Essa voz que ecoa, não vem daquela sala, vem da sua própria mente. John Ney percorre a sala, olhando os livros daquele ambiente, faz sete dias que seu avô partira. Ele esta ali para vê o que pode levar para sua casa, porém não nesta noite, pois chove desde cedo e ele decide ficar por ali mesmo. As filhas invadem o local numa correria desenfreada, ele as repreende mais elas fazem pouco caso, a idade permite elas a gastarem energia, com alegria. John Ney é o típico nortista a começar pelo nome, como muitos por aqui leva um nome americano, porque os pais acham bonito e o segundo nome vem da mãe: Neimara. O avô que nada tinha dessas pavulagens era José, morreu com 101 anos de idade, raridades nos tempos de hoje.
John esta ali para levar consigo não só livros, mais lembranças, inevitáveis também são os despertamentos de algumas, boas ou ruins elas vão surgindo, inclusive das suas correrias pela mesma sala que suas filhas fizeram minutos antes. Moreno de olhar marcante, de rosto expressivo, de sobrancelhas fortes e sorriso fácil se mostra sério diante de um livro. "Escritos de uma noite perdida" que nome curioso para um livro, seria biográfico ou auto-biografico, histórico ou ficção? Autor desconhecido, John sabia que não havia nem um livro com aquele titulo, pois fizera catalogação de todos os livros pertencentes daquela biblioteca meses atrás. Ao abrir as primeiras paginas, John sobressalta os olhos ao deparar uma pequena frase boiando sozinha na pagina amarela do tal livro: "Estas oprimido, precisas te libertar!". Ele fecha o livro como num reflexo, e passado o susto abre novamente e aquelas letras sem nenhuma troca estão lá. Ele se pergunta como pode, como pode o que pensara minutos antes agora esta materializado diante de seus olhos?
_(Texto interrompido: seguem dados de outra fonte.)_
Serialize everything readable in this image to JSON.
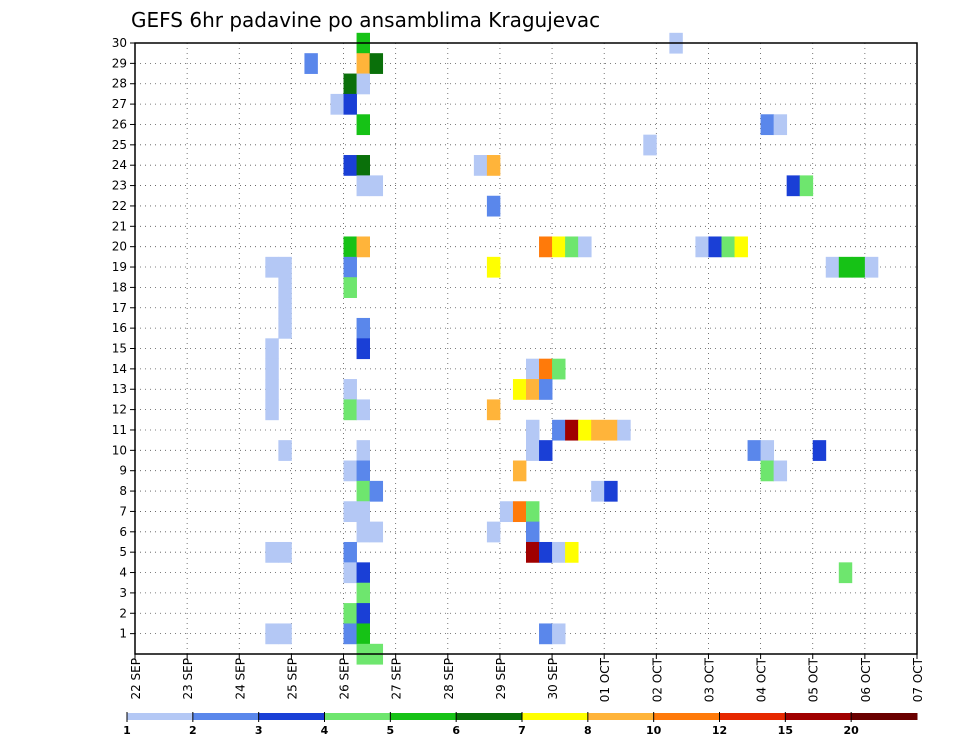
{
  "chart_data": {
    "type": "heatmap",
    "title": "GEFS 6hr padavine po ansamblima Kragujevac",
    "x_ticks": [
      "22 SEP",
      "23 SEP",
      "24 SEP",
      "25 SEP",
      "26 SEP",
      "27 SEP",
      "28 SEP",
      "29 SEP",
      "30 SEP",
      "01 OCT",
      "02 OCT",
      "03 OCT",
      "04 OCT",
      "05 OCT",
      "06 OCT",
      "07 OCT"
    ],
    "y_ticks": [
      1,
      2,
      3,
      4,
      5,
      6,
      7,
      8,
      9,
      10,
      11,
      12,
      13,
      14,
      15,
      16,
      17,
      18,
      19,
      20,
      21,
      22,
      23,
      24,
      25,
      26,
      27,
      28,
      29,
      30
    ],
    "x_range_days": [
      0,
      15
    ],
    "y_range": [
      0,
      30
    ],
    "time_step_hours": 6,
    "grid": true,
    "colorbar": {
      "boundaries": [
        "1",
        "2",
        "3",
        "4",
        "5",
        "6",
        "7",
        "8",
        "10",
        "12",
        "15",
        "20"
      ],
      "colors": [
        "#b4c8f5",
        "#5a87eb",
        "#1a3fd6",
        "#6ee66e",
        "#16c216",
        "#0a700a",
        "#ffff00",
        "#ffb43a",
        "#ff7a0a",
        "#e62800",
        "#a00000",
        "#6a0000"
      ]
    },
    "cells_note": "cells: [member, day offset from 22 SEP in 6-hour steps, color class index]",
    "cells": [
      [
        30,
        4.25,
        4
      ],
      [
        30,
        10.25,
        0
      ],
      [
        29,
        3.25,
        1
      ],
      [
        29,
        4.25,
        7
      ],
      [
        29,
        4.5,
        5
      ],
      [
        28,
        4,
        5
      ],
      [
        28,
        4.25,
        0
      ],
      [
        27,
        3.75,
        0
      ],
      [
        27,
        4,
        2
      ],
      [
        26,
        4.25,
        4
      ],
      [
        26,
        12,
        1
      ],
      [
        26,
        12.25,
        0
      ],
      [
        25,
        9.75,
        0
      ],
      [
        24,
        4,
        2
      ],
      [
        24,
        4.25,
        5
      ],
      [
        24,
        6.5,
        0
      ],
      [
        24,
        6.75,
        7
      ],
      [
        23,
        4.25,
        0
      ],
      [
        23,
        4.5,
        0
      ],
      [
        23,
        12.5,
        2
      ],
      [
        23,
        12.75,
        3
      ],
      [
        22,
        6.75,
        1
      ],
      [
        20,
        4,
        4
      ],
      [
        20,
        4.25,
        7
      ],
      [
        20,
        7.75,
        8
      ],
      [
        20,
        8,
        6
      ],
      [
        20,
        8.25,
        3
      ],
      [
        20,
        8.5,
        0
      ],
      [
        20,
        10.75,
        0
      ],
      [
        20,
        11,
        2
      ],
      [
        20,
        11.25,
        3
      ],
      [
        20,
        11.5,
        6
      ],
      [
        19,
        2.5,
        0
      ],
      [
        19,
        2.75,
        0
      ],
      [
        19,
        4,
        1
      ],
      [
        19,
        6.75,
        6
      ],
      [
        19,
        13.25,
        0
      ],
      [
        19,
        13.5,
        4
      ],
      [
        19,
        13.75,
        4
      ],
      [
        19,
        14,
        0
      ],
      [
        18,
        2.75,
        0
      ],
      [
        18,
        4,
        3
      ],
      [
        17,
        2.75,
        0
      ],
      [
        16,
        2.75,
        0
      ],
      [
        16,
        4.25,
        1
      ],
      [
        15,
        2.5,
        0
      ],
      [
        15,
        4.25,
        2
      ],
      [
        14,
        2.5,
        0
      ],
      [
        14,
        7.5,
        0
      ],
      [
        14,
        7.75,
        8
      ],
      [
        14,
        8,
        3
      ],
      [
        13,
        2.5,
        0
      ],
      [
        13,
        4,
        0
      ],
      [
        13,
        7.25,
        6
      ],
      [
        13,
        7.5,
        7
      ],
      [
        13,
        7.75,
        1
      ],
      [
        12,
        2.5,
        0
      ],
      [
        12,
        4,
        3
      ],
      [
        12,
        4.25,
        0
      ],
      [
        12,
        6.75,
        7
      ],
      [
        11,
        7.5,
        0
      ],
      [
        11,
        8,
        1
      ],
      [
        11,
        8.25,
        10
      ],
      [
        11,
        8.5,
        6
      ],
      [
        11,
        8.75,
        7
      ],
      [
        11,
        9,
        7
      ],
      [
        11,
        9.25,
        0
      ],
      [
        10,
        2.75,
        0
      ],
      [
        10,
        4.25,
        0
      ],
      [
        10,
        7.5,
        0
      ],
      [
        10,
        7.75,
        2
      ],
      [
        10,
        11.75,
        1
      ],
      [
        10,
        12,
        0
      ],
      [
        10,
        13,
        2
      ],
      [
        9,
        4,
        0
      ],
      [
        9,
        4.25,
        1
      ],
      [
        9,
        7.25,
        7
      ],
      [
        9,
        12,
        3
      ],
      [
        9,
        12.25,
        0
      ],
      [
        8,
        4.25,
        3
      ],
      [
        8,
        4.5,
        1
      ],
      [
        8,
        8.75,
        0
      ],
      [
        8,
        9,
        2
      ],
      [
        7,
        4,
        0
      ],
      [
        7,
        4.25,
        0
      ],
      [
        7,
        7,
        0
      ],
      [
        7,
        7.25,
        8
      ],
      [
        7,
        7.5,
        3
      ],
      [
        6,
        4.25,
        0
      ],
      [
        6,
        4.5,
        0
      ],
      [
        6,
        6.75,
        0
      ],
      [
        6,
        7.5,
        1
      ],
      [
        5,
        2.5,
        0
      ],
      [
        5,
        2.75,
        0
      ],
      [
        5,
        4,
        1
      ],
      [
        5,
        7.5,
        10
      ],
      [
        5,
        7.75,
        2
      ],
      [
        5,
        8,
        0
      ],
      [
        5,
        8.25,
        6
      ],
      [
        4,
        4,
        0
      ],
      [
        4,
        4.25,
        2
      ],
      [
        4,
        13.5,
        3
      ],
      [
        3,
        4.25,
        3
      ],
      [
        2,
        4,
        3
      ],
      [
        2,
        4.25,
        2
      ],
      [
        1,
        2.5,
        0
      ],
      [
        1,
        2.75,
        0
      ],
      [
        1,
        4,
        1
      ],
      [
        1,
        4.25,
        4
      ],
      [
        1,
        7.75,
        1
      ],
      [
        1,
        8,
        0
      ],
      [
        0,
        4.25,
        3
      ],
      [
        0,
        4.5,
        3
      ]
    ]
  }
}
Pagina 64, aquela voz que antes era apenas um instinto e facilmente explicada como o seu consciente falando, agora lhe causa medo. John já pensa nos custos do tratamento que fará procurando médicos. Agora o que falará mais alto: medo, estranheza ou curiosidade? Ele mesmo se interroga "porque tenho que ir direto para tal pagina, porque eu não leio na ordem?" Novamente: "Pagina 64!". Ele não discute mais, não quer começar achar que esta ficando louco, porém ouvir aquela voz e ela acertar novamente seria a própria loucura.
Na página 64 nada havia. "Que merda é essa?". Única coisa encontrada ali eram pequenos pontos alaranjados, marcas de algum fungo talvez.
Quem você é? Descreva! Nesse momento John pensa em chamar a esposa, que empacota algumas louças na outra parte da casa.
Ora quem eu sou? Sou John Ney Silva, pai de Natalia e Claralice. 36 anos, casado, técnico em educação concursado. Será que tenho que descrever nesta pagina, não acredito estou discutindo comigo mesmo?! O coração quase sai pela boca, chegando a doer-lhe a cabeça, quando o relógio toca 11 horas da noite.
- Quem tu és?
- Caramba, já disse quem sou.
- Então escreva.
- Isso é piração, mais tudo bem, farei – Escrevendo o que já tinha dito acrescentou.
Gosto de jogar cartas, de apreciar o movimento da rua, de olhar e querer saber o que tanto as pessoas conversam, o que acham tanta graça, divertido. Tem algo de interessante nesta vida que mereça tantas risadas? As vezes brinco com as meninas com os meus jogos e em outras com os jogos delas, porém nunca gosto de perder. Odeio que me tenham como ridículo.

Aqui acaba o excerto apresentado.